Evaluate limit 2x-10/sqrt(x)-sqrt(5) as x -> 5

[Jade]

lim x goes to 5

2x-10/sqrt(x)-sqrt(5)

When you plug in 5 it becomes an indeterminate case 0/0

So then you must multiply by the conjugate sqrt(x)+sqrt(5)

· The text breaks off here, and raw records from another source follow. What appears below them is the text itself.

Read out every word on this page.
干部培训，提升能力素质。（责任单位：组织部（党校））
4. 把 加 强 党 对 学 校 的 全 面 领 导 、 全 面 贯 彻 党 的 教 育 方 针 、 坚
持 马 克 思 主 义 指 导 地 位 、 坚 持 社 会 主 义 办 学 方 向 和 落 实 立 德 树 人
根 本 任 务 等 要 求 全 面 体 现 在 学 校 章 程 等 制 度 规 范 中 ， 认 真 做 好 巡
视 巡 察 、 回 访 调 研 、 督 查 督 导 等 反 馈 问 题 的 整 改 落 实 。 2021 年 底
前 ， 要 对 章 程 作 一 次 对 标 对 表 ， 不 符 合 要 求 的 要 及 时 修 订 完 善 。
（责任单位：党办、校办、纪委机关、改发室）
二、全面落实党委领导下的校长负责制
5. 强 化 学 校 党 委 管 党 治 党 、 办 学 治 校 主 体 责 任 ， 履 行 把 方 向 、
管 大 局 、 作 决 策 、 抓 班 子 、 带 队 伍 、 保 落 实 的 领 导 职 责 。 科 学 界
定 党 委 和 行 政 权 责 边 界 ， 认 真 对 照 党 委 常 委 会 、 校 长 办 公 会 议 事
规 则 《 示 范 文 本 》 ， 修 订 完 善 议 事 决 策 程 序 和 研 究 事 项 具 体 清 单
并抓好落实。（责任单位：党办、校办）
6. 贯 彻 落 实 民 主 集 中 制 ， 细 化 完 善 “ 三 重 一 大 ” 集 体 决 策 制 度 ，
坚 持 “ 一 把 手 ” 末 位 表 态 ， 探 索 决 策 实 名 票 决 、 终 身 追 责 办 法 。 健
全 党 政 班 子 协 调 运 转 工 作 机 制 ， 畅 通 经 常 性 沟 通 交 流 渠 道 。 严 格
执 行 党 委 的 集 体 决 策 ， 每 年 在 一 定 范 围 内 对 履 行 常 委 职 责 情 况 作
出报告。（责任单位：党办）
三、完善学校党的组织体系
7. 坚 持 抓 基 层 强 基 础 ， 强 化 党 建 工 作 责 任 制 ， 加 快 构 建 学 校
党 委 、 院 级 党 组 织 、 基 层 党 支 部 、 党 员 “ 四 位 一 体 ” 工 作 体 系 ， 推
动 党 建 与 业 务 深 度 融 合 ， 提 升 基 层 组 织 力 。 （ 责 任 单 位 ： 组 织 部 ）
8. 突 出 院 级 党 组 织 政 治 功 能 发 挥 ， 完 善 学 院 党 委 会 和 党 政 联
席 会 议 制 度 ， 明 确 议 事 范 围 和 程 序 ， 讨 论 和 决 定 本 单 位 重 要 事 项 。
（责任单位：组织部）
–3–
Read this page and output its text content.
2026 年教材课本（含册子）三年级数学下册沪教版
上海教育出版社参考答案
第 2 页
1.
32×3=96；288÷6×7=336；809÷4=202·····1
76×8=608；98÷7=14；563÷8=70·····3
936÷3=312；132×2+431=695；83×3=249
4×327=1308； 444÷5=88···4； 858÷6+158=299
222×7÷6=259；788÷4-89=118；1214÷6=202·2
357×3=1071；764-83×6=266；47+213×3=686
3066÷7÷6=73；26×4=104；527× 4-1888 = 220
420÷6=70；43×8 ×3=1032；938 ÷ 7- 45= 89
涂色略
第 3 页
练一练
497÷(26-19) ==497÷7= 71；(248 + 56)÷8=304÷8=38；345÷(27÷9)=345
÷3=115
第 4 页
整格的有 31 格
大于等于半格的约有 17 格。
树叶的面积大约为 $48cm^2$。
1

I am having trouble multiplying the top

2x-10(sqrt(x)+sqrt(5)/x-5

 

[pka]

2x-10=2(x-5), now divide!

 

[Jade]

Ah - ha!!!!

2(sqrt(x)+sqrt(5))

 

[pka]

The final answer is \(\displaystyle \L
4\sqrt 5 .\)

 

[devan]

Yeah @ pka.. what you do is use l'hopital's rule [if you've hear of it]. That is, you differentiate the numerator and the denominator to get:

[BY L'HOPITAL'S]

lim 2x-10/sqrt[x]-sqrt[5] = lim 2/.5[sqrt[x]] = lim (2x2)sqrt[x] = 4[sqrt[5]]
x->5 x-> 5 x->5

so thats about it[/tex]

 

[skeeter]

Yeah @ pka.. what you do is use l'hopital's rule [if you've hear of it].

I'm quite sure he's heard of it.

Be advised that L'Hopital's rule is not taught or used at this level of introductory calculus.